Signal Reload - Foto di Sara Deidda
Signal Reload – Foto di Sara Deidda

Sabato 21 ottobre per me si apre con l’esibizione di Rael (Marco Ruju), musicista e produttore con base a Cagliari la cui musica è un connubio perfetto di suoni elettronici, manipolazione digitale e sound design. La sua proposta viene costruita in tempo reale grazie a dei software che, attraverso l’intervento del producer, agiscono e modificano i suoni creati dalla macchina. Uno strano caso di creazione artistica in cui uomo e macchina interagiscono in misura variabile come spiegano le note del festival: “una rivisitazione integrale del live coding e sulla costruzione di un mondo granulare e microsonoro”.

Anche l’esibizione successiva di Samur Khouja, sound designer e ingegnere del suono che arriva da lontano (lui è russo ma lavora in California) e la sua proposta è figlia della nuova ricerca elettronica contemporanea applicata ai mutamenti dell’ambiente, molto sensibile agli aspetti politici della musica. Il suo lavoro unisce rumori e immagini che richiamano gli effetti distruttivi dell’estrazione mineraria nelle profondità marine proposte nel Pacifico e alla fine si rimane con una certa dose di angoscia da smaltire nella terrazza panoramica.

Signal Reload - Foto di Sara Deidda
Signal Reload – Foto di Sara Deidda

Chiude la serata l’esibizione di Dalila Kayros e che tornano in città dopo l’esibizione al Karel Music Expo. La sala è stracolma e si avverte una strana e piacevole sensazione di dolce attesa che verrà ampiamente ripagata da un set davvero fuori dall’ordinario. Il concerto è preparato e pensato nei minimi dettagli sia nella scelta delle composizioni sia nella parte visual che aggiunge emozione all’emozione. Dalila Kayros si presenta attraversando la sala con la sua voce e il suo portamento da signora delle tenebre e poi, affiancata dai ritmi prodotti da Danilo Casti, è solo magia. Un’unica lunga suite che raccoglie frammenti delle composizioni presenti in Animami ma si spinge molto oltre con un approccio che ridefinisce i confini del suono e le possibilità della voce e delle macchine.
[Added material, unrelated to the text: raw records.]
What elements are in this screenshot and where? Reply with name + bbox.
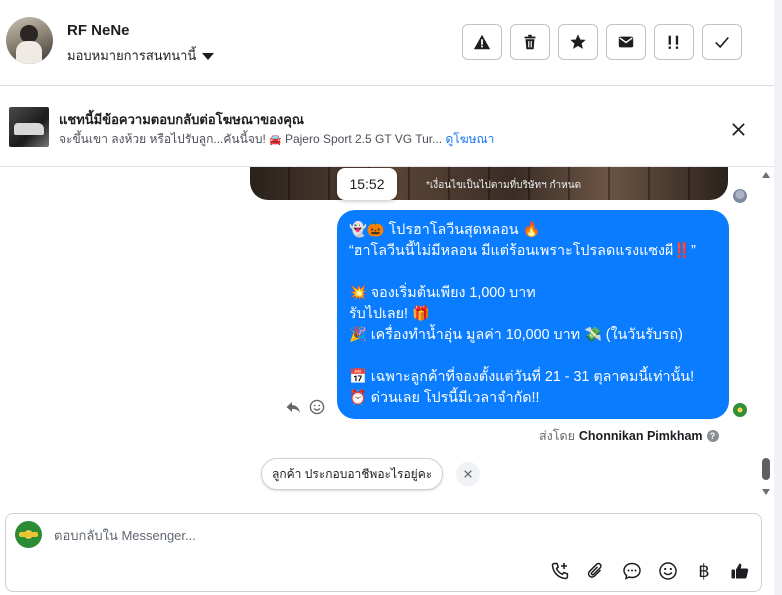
sent-by-label: ส่งโดย Chonnikan Pimkham ? — [539, 426, 719, 446]
follow-up-icon — [668, 35, 679, 49]
payment-button[interactable]: ฿ — [693, 560, 715, 582]
thumbs-up-icon — [731, 563, 749, 579]
close-icon — [464, 470, 472, 478]
star-icon — [570, 34, 586, 49]
image-message[interactable]: *เงื่อนไขเป็นไปตามที่บริษัทฯ กำหนด — [250, 167, 728, 200]
smiley-icon — [659, 562, 677, 580]
scroll-down-arrow[interactable] — [762, 489, 770, 495]
seen-avatar — [733, 189, 747, 203]
sent-by-name: Chonnikan Pimkham — [578, 429, 703, 443]
inbox-conversation-panel: RF NeNe มอบหมายการสนทนานี้ แชทนี้มีข้อคว… — [0, 0, 782, 595]
ad-banner-title: แชทนี้มีข้อความตอบกลับต่อโฆษณาของคุณ — [59, 112, 304, 127]
help-icon[interactable]: ? — [706, 430, 719, 442]
message-line: “ฮาโลวีนนี้ไม่มีหลอน มีแต่ร้อนเพราะโปรลด… — [349, 243, 696, 259]
contact-avatar[interactable] — [6, 17, 53, 64]
envelope-icon — [618, 36, 634, 48]
page-avatar — [15, 521, 42, 548]
chat-bubble-icon — [623, 562, 641, 580]
message-line: 👻🎃 โปรฮาโลวีนสุดหลอน 🔥 — [349, 222, 541, 238]
baht-icon: ฿ — [698, 560, 710, 581]
ad-thumbnail[interactable] — [9, 107, 49, 147]
timestamp-tooltip: 15:52 — [337, 168, 397, 200]
message-line: รับไปเลย! 🎁 — [349, 306, 430, 322]
message-line: 📅 เฉพาะลูกค้าที่จองตั้งแต่วันที่ 21 - 31… — [349, 369, 695, 385]
car-emoji: 🚘 — [269, 135, 282, 146]
caret-down-icon — [202, 52, 215, 60]
delete-button[interactable] — [510, 24, 550, 60]
report-spam-button[interactable] — [462, 24, 502, 60]
call-button[interactable] — [549, 560, 571, 582]
window-edge — [774, 0, 782, 595]
reply-input[interactable] — [54, 528, 734, 543]
message-actions — [284, 398, 326, 416]
reply-button[interactable] — [284, 398, 302, 416]
emoji-button[interactable] — [657, 560, 679, 582]
ad-product: Pajero Sport 2.5 GT VG Tur... — [284, 132, 443, 146]
message-composer: ฿ — [5, 513, 762, 592]
contact-name[interactable]: RF NeNe — [67, 22, 130, 39]
trash-icon — [524, 34, 536, 50]
follow-up-button[interactable] — [654, 24, 694, 60]
reply-icon — [286, 402, 300, 413]
message-line: 💥 จองเริ่มต้นเพียง 1,000 บาท — [349, 285, 536, 301]
conversation-header: RF NeNe มอบหมายการสนทนานี้ — [0, 0, 774, 86]
image-caption: *เงื่อนไขเป็นไปตามที่บริษัทฯ กำหนด — [426, 180, 582, 191]
view-ad-link[interactable]: ดูโฆษณา — [445, 132, 494, 146]
assign-conversation-dropdown[interactable]: มอบหมายการสนทนานี้ — [67, 45, 215, 66]
message-line: ⏰ ด่วนเลย โปรนี้มีเวลาจำกัด!! — [349, 390, 540, 406]
message-line: 🎉 เครื่องทำน้ำอุ่น มูลค่า 10,000 บาท 💸 (… — [349, 327, 683, 343]
ad-headline: จะขึ้นเขา ลงห้วย หรือไปรับลูก...คันนี้จบ… — [59, 132, 266, 146]
outgoing-message-bubble[interactable]: 👻🎃 โปรฮาโลวีนสุดหลอน 🔥 “ฮาโลวีนนี้ไม่มีห… — [337, 210, 729, 419]
attach-button[interactable] — [585, 560, 607, 582]
suggested-reply-chip[interactable]: ลูกค้า ประกอบอาชีพอะไรอยู่คะ — [261, 458, 444, 490]
smiley-icon — [309, 399, 325, 415]
scrollbar-thumb[interactable] — [762, 458, 770, 480]
warning-icon — [473, 34, 491, 50]
mark-done-button[interactable] — [702, 24, 742, 60]
react-button[interactable] — [308, 398, 326, 416]
sender-avatar — [733, 403, 747, 417]
sent-by-prefix: ส่งโดย — [539, 429, 575, 443]
phone-plus-icon — [551, 562, 569, 580]
dismiss-suggestion-button[interactable] — [456, 462, 480, 486]
message-line-blank — [349, 346, 717, 367]
car-shape — [14, 123, 44, 135]
message-line-blank — [349, 262, 717, 283]
check-icon — [715, 36, 729, 49]
saved-replies-button[interactable] — [621, 560, 643, 582]
star-button[interactable] — [558, 24, 598, 60]
like-button[interactable] — [729, 560, 751, 582]
close-icon — [731, 122, 745, 136]
composer-toolbar: ฿ — [549, 560, 751, 582]
mark-unread-button[interactable] — [606, 24, 646, 60]
ad-banner-subtitle: จะขึ้นเขา ลงห้วย หรือไปรับลูก...คันนี้จบ… — [59, 130, 494, 149]
close-banner-button[interactable] — [726, 117, 750, 141]
ad-reply-banner: แชทนี้มีข้อความตอบกลับต่อโฆษณาของคุณ จะข… — [0, 87, 774, 167]
message-thread[interactable]: *เงื่อนไขเป็นไปตามที่บริษัทฯ กำหนด 15:52… — [0, 167, 774, 497]
scroll-up-arrow[interactable] — [762, 172, 770, 178]
avatar-body-shape — [16, 41, 42, 64]
paperclip-icon — [587, 562, 602, 578]
assign-label: มอบหมายการสนทนานี้ — [67, 48, 197, 63]
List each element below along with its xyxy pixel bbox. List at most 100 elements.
Lei non si risparmia, è totalmente immersa in questa dimensione religiosa e ieratica: urla, piange, sussurra, parla, recita, evoca spettri e fantasmi, invoca qualcosa che non è dato conoscere. Una performance che si incunea nelle zone grigie dell’anima, che fa riaffiorare ricordi che si palesano spaventosi e inaspettati e costringe a ripensare il proprio statuto di esseri umani. E mai come in questo frangente si arriva al termine della notte con la sensazione di essere fortunati, molto fortunati a poter assistere a spettacoli così viscerali, umani e sovrumani, e perdersi in questo vortice di suoni e tormenti elettronici.
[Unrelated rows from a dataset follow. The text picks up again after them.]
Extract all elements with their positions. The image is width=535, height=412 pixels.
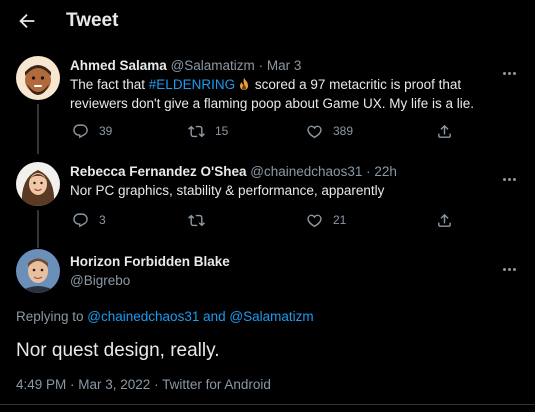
more-icon[interactable] <box>503 168 521 182</box>
retweet-button[interactable] <box>188 211 215 229</box>
separator-dot: · <box>258 58 264 73</box>
share-button[interactable] <box>436 211 453 229</box>
mention-and: and <box>199 309 230 324</box>
tweet-text: The fact that #ELDENRING scored a 97 met… <box>70 75 520 113</box>
mention-link[interactable]: @chainedchaos31 <box>87 309 199 324</box>
share-icon <box>438 124 451 138</box>
display-name[interactable]: Ahmed Salama <box>70 58 167 73</box>
like-count: 389 <box>333 124 354 138</box>
retweet-count: 15 <box>215 124 229 138</box>
like-button[interactable]: 21 <box>306 211 346 229</box>
tweet-header: Horizon Forbidden Blake <box>70 254 230 269</box>
tweet-header: Rebecca Fernandez O'Shea @chainedchaos31… <box>70 164 397 179</box>
username[interactable]: @chainedchaos31 <box>250 164 362 179</box>
fire-emoji-icon <box>237 77 251 91</box>
tweet-meta[interactable]: 4:49 PM · Mar 3, 2022 · Twitter for Andr… <box>16 377 271 392</box>
reply-count: 3 <box>99 213 106 227</box>
more-icon[interactable] <box>503 258 521 272</box>
share-button[interactable] <box>436 122 453 140</box>
back-arrow-icon[interactable] <box>16 10 38 32</box>
avatar[interactable] <box>16 249 60 293</box>
username[interactable]: @Salamatizm <box>171 58 255 73</box>
like-icon <box>307 125 322 138</box>
retweet-button[interactable]: 15 <box>188 122 228 140</box>
reply-icon <box>73 212 88 227</box>
tweet-actions: 39 15 389 <box>70 122 470 140</box>
separator-dot: · <box>366 164 371 179</box>
tweet-actions: 3 21 <box>70 211 470 229</box>
tweet-text-part: The fact that <box>70 77 149 92</box>
mention-link[interactable]: @Salamatizm <box>229 309 313 324</box>
timestamp[interactable]: 22h <box>374 164 397 179</box>
thread-line <box>37 210 39 248</box>
tweet-text: Nor PC graphics, stability & performance… <box>70 183 385 198</box>
retweet-icon <box>188 214 205 226</box>
replying-to-line: Replying to @chainedchaos31 and @Salamat… <box>16 309 314 324</box>
avatar[interactable] <box>16 162 60 206</box>
display-name[interactable]: Horizon Forbidden Blake <box>70 254 230 269</box>
tweet-header: Ahmed Salama @Salamatizm · Mar 3 <box>70 58 301 73</box>
page-title: Tweet <box>66 10 119 31</box>
thread-line <box>37 104 39 154</box>
replying-to-prefix: Replying to <box>16 309 88 324</box>
reply-button[interactable]: 3 <box>72 211 106 229</box>
like-button[interactable]: 389 <box>306 122 353 140</box>
like-icon <box>307 214 322 227</box>
timestamp[interactable]: Mar 3 <box>267 58 302 73</box>
avatar[interactable] <box>16 56 60 100</box>
reply-button[interactable]: 39 <box>72 122 112 140</box>
divider <box>0 404 535 405</box>
retweet-icon <box>188 125 205 137</box>
reply-icon <box>73 123 88 138</box>
like-count: 21 <box>333 213 347 227</box>
username[interactable]: @Bigrebo <box>70 273 130 288</box>
hashtag-link[interactable]: #ELDENRING <box>149 77 235 92</box>
reply-count: 39 <box>99 124 113 138</box>
header-bar: Tweet <box>0 0 535 42</box>
more-icon[interactable] <box>503 62 521 76</box>
main-tweet-text: Nor quest design, really. <box>16 340 220 361</box>
display-name[interactable]: Rebecca Fernandez O'Shea <box>70 164 247 179</box>
share-icon <box>438 213 451 227</box>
Signal Reload - Foto di Sara Deidda
Signal Reload – Foto di Sara Deidda

Per me il festival è finito qui con la certezza di aver vissuto una delle più riuscite edizioni di Signal. Peccato non aver visto tutto ma chi ci è stato mi ha confermato che ogni serata è stata perfetta e magica. D’altronde i nomi a cui mi riferisco sono questi: Alessandro Perra, Giorgia Pintus, la formazione Los Sara Fontan, l’Ensemble KÁTA STRÒFE, il progetto Menion creato da Stefano Ferrari, Daniele Ledda con Clavius, Stromboli, Davide Collu, Roberto Musanti, , Bruce Fuckstain, Marco Manconi. Qualcosa l’avrò dimenticata e magari qualche ricordo si è modificato nel turbine degli eventi ma vi assicuro che non è stato facile smaltire tante emozioni concentrate in così poco tempo.